WATCH | The trailer for 'DiepCity'
She and her team witnessed the level of need in the informal settlement as they were buying props.
"You know how word of mouth is. By the end of the day if you'd taken a mattress from one person, others would come with 10 more mattresses. The number of primus stoves we bought there was huge. The mattresses here are all from the township, the exterior couches are all from there. Our interior set was sourced entirely in Diepsloot. I believe that was the way to approach this, of course, with the guidance from our director, Mandla."
It's lunch time on the set, which is made up of more than 30 shacks. Everywhere we go everyone warmly refers to Lobese as "Texture" - a nickname given to her by film director and friend King Shaft. Even actor Hamilton Dlamini shouts "Hey, Texture!" from the window of a slowly passing double-cab.
"It definitely has to do with my work - I tell stories by using texture. Texture is everything to me. I express authenticity by creating landscapes of texture to tell stories with an authentic visual aesthetic," she says.
An award-winning designer with extensive experience in theatre, Lobese was introduced to the world of theatre by renowned set designer Nadya Cohen. "I studied fashion, but was lucky to meet Regina Sebright in 2008 at the Market Theatre. She introduced me to my mentors Nadya Cohen and James Ngcobo."
Lobese studied as a design apprentice at the Stockholm City Theatre in Sweden, under the mentorship of Charlie Koroly in 2008. Four years later she was working as a production designer in Salzburg at the Young Directors Festival. Later, she was accepted as an installation artists at the MacDowell Colony in New Hampshire, a creative sanctuary to artists for more than a century.
While she was there, she developed a work titled What It Is, an installation that explores the connections and borders that people create. Her work is now an installation piece at Columbia University's Graduate School of Architecture, Planning and Preservation's Studio-X in Johannesburg. Studio-X is a global network of what it calls "laboratories", aimed at exploring the future of built environments through creative and academic engagement.
Lobese was also an observer at the Glimmerglass Festival in Cooperstown, New York, and worked on the Floating Stage in Festspielhaus Bregenz, Austria, in 2013 as a design intern. She is a consummate professional who's earned her stripes. But even so, she says, she still comes across people who don't give her the respect she's due as a working creative.

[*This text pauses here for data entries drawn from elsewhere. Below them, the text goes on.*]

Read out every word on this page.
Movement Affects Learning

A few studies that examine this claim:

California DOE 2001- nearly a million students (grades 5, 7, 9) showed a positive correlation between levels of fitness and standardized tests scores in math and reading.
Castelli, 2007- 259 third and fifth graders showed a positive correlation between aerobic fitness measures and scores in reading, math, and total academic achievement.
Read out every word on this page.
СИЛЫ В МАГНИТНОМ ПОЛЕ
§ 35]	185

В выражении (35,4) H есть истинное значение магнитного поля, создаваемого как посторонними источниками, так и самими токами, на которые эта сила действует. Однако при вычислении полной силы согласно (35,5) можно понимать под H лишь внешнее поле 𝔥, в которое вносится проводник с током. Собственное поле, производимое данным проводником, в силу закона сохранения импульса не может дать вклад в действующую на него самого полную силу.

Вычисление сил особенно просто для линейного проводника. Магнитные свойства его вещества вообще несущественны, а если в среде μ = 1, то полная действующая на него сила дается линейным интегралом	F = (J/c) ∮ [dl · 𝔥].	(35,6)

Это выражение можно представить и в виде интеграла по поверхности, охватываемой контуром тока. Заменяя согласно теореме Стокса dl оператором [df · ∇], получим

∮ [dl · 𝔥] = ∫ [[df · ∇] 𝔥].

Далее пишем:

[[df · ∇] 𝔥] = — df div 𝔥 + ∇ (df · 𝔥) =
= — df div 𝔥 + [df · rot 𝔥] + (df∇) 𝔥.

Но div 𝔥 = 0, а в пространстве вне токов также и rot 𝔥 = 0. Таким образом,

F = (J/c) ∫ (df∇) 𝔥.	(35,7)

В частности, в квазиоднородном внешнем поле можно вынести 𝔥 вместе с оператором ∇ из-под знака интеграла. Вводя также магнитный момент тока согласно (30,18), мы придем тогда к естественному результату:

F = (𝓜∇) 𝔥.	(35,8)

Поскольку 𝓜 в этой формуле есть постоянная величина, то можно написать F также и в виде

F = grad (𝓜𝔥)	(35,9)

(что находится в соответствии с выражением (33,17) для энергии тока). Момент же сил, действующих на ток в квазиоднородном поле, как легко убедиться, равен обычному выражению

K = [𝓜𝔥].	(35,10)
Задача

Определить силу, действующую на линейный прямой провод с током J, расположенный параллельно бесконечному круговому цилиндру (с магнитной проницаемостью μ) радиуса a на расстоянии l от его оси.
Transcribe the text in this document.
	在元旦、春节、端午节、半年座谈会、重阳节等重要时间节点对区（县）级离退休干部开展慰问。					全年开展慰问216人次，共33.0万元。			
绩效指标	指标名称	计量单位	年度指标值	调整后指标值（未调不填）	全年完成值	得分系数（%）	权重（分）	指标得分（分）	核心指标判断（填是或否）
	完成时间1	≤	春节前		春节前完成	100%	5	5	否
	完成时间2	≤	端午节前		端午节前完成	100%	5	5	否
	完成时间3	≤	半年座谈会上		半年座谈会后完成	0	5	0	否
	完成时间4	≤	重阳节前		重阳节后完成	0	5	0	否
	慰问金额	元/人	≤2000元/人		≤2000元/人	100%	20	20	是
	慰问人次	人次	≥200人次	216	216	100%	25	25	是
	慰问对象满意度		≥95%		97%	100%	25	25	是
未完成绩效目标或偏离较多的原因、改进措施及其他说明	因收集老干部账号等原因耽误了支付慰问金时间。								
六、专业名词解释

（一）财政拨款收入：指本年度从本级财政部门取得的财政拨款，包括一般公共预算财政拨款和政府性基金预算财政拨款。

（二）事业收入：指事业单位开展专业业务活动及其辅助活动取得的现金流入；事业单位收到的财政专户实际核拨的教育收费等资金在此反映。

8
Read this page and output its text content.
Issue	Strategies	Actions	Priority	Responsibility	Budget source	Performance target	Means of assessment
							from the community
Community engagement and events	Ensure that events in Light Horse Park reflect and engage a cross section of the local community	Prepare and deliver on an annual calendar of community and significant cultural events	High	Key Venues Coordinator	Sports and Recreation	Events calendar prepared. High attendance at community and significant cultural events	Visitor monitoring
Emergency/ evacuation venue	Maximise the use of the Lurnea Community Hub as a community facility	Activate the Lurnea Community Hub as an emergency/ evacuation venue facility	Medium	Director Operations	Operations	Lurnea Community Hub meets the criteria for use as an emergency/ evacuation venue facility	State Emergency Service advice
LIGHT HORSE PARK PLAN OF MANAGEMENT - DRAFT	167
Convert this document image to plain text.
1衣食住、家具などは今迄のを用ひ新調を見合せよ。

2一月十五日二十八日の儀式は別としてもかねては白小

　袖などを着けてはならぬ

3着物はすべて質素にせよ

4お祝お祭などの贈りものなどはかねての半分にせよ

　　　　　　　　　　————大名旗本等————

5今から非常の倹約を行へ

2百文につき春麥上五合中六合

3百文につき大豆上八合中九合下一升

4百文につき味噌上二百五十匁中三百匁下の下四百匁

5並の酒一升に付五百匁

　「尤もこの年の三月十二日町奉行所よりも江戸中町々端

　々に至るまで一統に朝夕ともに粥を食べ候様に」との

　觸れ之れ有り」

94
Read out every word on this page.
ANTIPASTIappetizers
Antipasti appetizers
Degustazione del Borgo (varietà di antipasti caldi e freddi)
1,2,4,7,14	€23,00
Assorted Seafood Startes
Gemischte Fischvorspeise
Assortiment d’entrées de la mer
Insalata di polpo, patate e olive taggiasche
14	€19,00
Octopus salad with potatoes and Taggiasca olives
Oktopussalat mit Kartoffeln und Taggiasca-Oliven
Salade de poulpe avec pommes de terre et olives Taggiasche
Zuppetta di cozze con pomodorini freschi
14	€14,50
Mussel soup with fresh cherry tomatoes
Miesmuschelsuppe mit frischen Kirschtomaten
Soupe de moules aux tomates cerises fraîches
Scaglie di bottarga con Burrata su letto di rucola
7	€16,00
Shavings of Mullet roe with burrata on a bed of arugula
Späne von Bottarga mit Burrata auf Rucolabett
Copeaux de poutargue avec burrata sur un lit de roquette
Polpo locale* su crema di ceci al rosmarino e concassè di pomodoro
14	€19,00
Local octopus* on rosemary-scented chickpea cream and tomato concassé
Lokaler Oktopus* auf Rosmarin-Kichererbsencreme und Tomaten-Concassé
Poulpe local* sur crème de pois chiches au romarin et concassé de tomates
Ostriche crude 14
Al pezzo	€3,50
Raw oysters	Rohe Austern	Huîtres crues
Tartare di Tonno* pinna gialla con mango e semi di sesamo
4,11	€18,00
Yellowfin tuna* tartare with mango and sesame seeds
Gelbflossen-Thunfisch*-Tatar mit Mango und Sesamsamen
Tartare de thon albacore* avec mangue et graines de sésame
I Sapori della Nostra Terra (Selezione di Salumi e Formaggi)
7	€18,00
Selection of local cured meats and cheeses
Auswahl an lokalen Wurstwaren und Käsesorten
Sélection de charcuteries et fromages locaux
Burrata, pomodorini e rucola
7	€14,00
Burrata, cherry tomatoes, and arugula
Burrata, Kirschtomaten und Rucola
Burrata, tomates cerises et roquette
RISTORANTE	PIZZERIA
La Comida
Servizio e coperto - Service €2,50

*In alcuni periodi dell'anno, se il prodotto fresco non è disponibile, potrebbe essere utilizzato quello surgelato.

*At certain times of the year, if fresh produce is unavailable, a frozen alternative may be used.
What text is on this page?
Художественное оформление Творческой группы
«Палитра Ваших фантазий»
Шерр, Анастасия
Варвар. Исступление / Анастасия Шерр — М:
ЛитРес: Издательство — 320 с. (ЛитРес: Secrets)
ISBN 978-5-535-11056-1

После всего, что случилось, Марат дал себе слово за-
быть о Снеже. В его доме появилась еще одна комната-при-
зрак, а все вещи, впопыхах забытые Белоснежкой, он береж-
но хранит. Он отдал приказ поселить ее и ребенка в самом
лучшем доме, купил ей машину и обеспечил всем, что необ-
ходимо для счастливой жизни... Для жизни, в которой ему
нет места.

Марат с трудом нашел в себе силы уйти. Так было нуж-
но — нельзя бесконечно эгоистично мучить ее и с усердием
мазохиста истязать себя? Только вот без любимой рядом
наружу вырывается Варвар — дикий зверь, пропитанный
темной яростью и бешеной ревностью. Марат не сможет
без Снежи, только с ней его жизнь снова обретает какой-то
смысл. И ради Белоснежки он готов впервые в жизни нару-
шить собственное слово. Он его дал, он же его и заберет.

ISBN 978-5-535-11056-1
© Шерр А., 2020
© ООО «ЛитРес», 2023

"I hate being undermined, especially by people working with you for the first time. It's a constant struggle to convince some people of my competence and to prove myself. Sometimes it's because I'm laid-back and I don't feel the need to sell myself in the most basic way that the industry expects. I prefer my work to speak for itself and I expect be given the freedom to create."
Despite having achieved so much in her career, DiepCity is, surprisingly Lobese's biggest TV gig to date and she understands the magnitude of heading up a whole department.
"I've had moments of learning and unlearning. That's the beauty of working on this production. There are so many emotions I went through. It was like being thrown in an ocean and not being able to swim to shore because it's a new experience - I'm used to lakes and swimming pools. But I was in this deep blue ocean with sharks. But one comes through these challenges."
The idea to host the exhibition Unsung Heroes in conjunction with DiepCity's 100th episode came about to celebrate the people who've worked tirelessly behind the scenes. Lobese took photos of the crew from every department as a way of paying homage to them and to inspire kids to broaden their view of the art and entertainment space.
"I want to inspire young kids. When they watch TV most of them aspire to be in front of the camera but there's so much more to do behind the scenes," she says. "There's so much talent in this country that's not taken seriously, especially in the sphere of production design. When you go to Europe, they treat you like a god because you create worlds for the stories before the actors come. We designers bring the characters to life, we bring these worlds to life."
Lobese has a dream of opening her own design school. "I'm used to documenting, sharing and collaborating," she says.